You will find documentation at English documentation | LibreOffice Documentation - Your documentation for LibreOffice. I would advise you to skim the Writer Guide which answers some of the questions you have not yet asked. It is important to save the documents using the native .odt for writer documents. especially if you are using page numbers. LibO follows normal printing practice with the page numbering in the page headers or footers and left and right pages. This information can be compromised, just like styles if you do not use .odt.

Thanks, I think I already downloaded that guide yesterday though. I always use odt, I’ve long noticed that using doc doesn’t work well in LO. In any case I found the problem, but it is as you say, definitely ‘not’ intuitive. Also it crashes a lot, though it always ‘recovers’ afterwards, thank God. Just saying, with all the praise flying around for LO, it does have some serious issues, likely because of the way it is coded. Gimp is very similar, very ‘powerful’ indeed, but clunky, crashes constantly, cannot efficiently deal with large ram, and at times has a will of its own. Power is useless without efficiency. It’s like driving a 700hp car with no torque.

I’ve tried to set up the same document in word, which took about two weeks in LO, and it still has issues…
The one in word is 100% setup in less than 4 hours…so there’s a comparison that says a lot. LO may be ‘powerful’ and for ‘power users’, though word does exactly the same things but doesn’t waste your time.

What’s your OS? Stability may be an issue in the OS. With my Fedora Linux, I haven’t had a crash for months, which becomes problematic because I’m no longer used to restarting my machine (it host several servers and is on H24) and debugging it.

Same for Gimp: no crash, even with several hundred Mpixels images. Of course, it relies on swapping and it globally slows down, but work gets done. You should perhaps monitor your machine and reconfgure it in a balanced way: swap disk on the fastest I/O bus, swap space in accordance with biggest expected app+data, not too many daemonized background tasks (or at least those most resource-hungry).

Gimp in deed slows down and keeps working, until it suddenly hangs on any random task. All work not saved is each time lost. LO doesn’t really hang or crash, but when closing often it will show the message something went wrong, and when I reopen the document it is thankfully restored with nothing lost (I usually had saved before closing).

I appreciate the advice, I really do, but I am mainly a music producer, this machine was originally built as a music production workstation, so there really is nothing wrong with it.
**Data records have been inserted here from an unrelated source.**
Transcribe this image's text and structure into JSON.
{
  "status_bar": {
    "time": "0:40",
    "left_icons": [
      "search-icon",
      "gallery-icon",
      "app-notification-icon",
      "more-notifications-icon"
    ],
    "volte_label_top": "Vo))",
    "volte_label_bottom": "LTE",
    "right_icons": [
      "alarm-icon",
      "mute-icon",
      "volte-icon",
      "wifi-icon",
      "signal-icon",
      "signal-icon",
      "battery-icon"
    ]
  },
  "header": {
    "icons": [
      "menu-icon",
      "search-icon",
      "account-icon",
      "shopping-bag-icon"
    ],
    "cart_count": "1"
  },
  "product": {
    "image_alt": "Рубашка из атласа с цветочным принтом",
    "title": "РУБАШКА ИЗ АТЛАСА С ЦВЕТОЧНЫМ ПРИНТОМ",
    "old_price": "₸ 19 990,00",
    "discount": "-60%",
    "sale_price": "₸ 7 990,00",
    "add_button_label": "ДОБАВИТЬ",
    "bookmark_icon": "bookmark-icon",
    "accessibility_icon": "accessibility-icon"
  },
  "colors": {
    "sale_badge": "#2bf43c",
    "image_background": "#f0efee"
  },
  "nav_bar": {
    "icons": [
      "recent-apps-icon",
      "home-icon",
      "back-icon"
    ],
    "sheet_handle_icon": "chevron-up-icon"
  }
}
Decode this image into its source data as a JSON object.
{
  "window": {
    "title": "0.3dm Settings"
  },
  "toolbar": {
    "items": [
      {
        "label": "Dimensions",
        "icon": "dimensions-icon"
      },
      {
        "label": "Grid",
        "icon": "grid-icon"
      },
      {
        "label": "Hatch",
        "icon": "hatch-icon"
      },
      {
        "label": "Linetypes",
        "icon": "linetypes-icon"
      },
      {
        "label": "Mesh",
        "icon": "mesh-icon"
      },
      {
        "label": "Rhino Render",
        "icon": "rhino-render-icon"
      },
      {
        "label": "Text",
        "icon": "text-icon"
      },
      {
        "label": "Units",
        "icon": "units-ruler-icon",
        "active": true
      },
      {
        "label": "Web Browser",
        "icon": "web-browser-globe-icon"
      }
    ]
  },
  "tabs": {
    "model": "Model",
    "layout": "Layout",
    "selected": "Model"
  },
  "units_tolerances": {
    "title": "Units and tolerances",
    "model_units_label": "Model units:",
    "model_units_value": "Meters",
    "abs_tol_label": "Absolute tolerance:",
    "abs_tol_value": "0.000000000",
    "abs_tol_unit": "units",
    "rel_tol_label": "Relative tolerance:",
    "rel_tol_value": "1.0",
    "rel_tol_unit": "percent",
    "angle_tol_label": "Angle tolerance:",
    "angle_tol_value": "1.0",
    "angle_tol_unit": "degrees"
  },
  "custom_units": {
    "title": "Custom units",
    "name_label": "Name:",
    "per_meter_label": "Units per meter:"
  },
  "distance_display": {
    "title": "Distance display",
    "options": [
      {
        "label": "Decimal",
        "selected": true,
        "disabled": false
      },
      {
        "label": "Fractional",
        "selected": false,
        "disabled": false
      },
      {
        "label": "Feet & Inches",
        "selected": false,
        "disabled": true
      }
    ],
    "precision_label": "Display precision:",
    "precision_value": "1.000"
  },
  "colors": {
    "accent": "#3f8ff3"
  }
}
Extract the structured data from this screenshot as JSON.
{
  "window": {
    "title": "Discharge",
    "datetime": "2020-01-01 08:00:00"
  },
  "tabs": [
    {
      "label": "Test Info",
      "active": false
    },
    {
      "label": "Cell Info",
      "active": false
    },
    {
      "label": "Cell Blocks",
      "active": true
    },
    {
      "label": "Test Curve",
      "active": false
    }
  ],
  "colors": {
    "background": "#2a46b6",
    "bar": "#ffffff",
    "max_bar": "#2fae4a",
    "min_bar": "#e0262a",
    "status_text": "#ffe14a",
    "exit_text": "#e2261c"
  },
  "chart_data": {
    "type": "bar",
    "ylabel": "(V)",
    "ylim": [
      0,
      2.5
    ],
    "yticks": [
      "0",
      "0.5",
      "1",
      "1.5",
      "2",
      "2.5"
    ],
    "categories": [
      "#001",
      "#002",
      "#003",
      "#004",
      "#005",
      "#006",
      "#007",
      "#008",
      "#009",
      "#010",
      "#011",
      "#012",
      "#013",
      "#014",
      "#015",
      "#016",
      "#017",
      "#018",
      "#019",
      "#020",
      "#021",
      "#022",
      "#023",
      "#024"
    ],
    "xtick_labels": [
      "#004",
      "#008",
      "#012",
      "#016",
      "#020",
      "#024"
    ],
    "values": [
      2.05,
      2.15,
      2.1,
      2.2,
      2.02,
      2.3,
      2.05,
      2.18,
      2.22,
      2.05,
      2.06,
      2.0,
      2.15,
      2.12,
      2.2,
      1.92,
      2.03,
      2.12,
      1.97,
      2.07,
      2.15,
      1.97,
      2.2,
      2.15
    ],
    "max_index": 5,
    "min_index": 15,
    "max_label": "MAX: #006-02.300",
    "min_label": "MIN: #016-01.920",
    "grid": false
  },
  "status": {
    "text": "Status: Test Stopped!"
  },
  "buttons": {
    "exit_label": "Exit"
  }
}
It is used to operate at full capacity, handling real time processing with a ton of ram and aggressive single-core clocks, although it has 8 cores and 16 threads. It never crashes in my DAW, which requires a ‘ton’ more processing power than any gimp or LO…and this machine is fully configured according to the specs required to handle DAW operations for prolonged times, often 24hour sessions non-stop. It is as lean and mean as a pc can be, there are no bottlenecks.

Just about ‘all’ background tasks are disabled, the pc is kept clean and efficient through better means than the default task scheduler. Most services are disabled or either on ‘manual’, I do not use ‘apps’, that functionality is removed, there is no bloat, etc… even the ‘keyloggers’ from microsoft (a bunch of hidden server-attachments to the OS) are blocked or removed,…Core parking is disabled to prevent processing lag.I can keep going cause there is more…the point is that there is nothing to be done to further improve the efficiency or stability of this machine. If it don’t crash during a music session with all cores constantly at full DSP, then if it crashes say in gimp or LO while using only a few percent on one core, it is definitely a software based issue, and as said, there is absolutely nothing wrong with this machine. Granted, perhaps LO and gimp don’t work too well with Windows, but that isn’t to be blamed on the OS :slight_smile:

What operating system are you using? What language settings? Which version of LibO? Are you using pure styles or are you also using manual settings? I do not have the same reliability problems with LibO. Using the sidebar, customised template, I have all the styles simply displayed in the sidebar.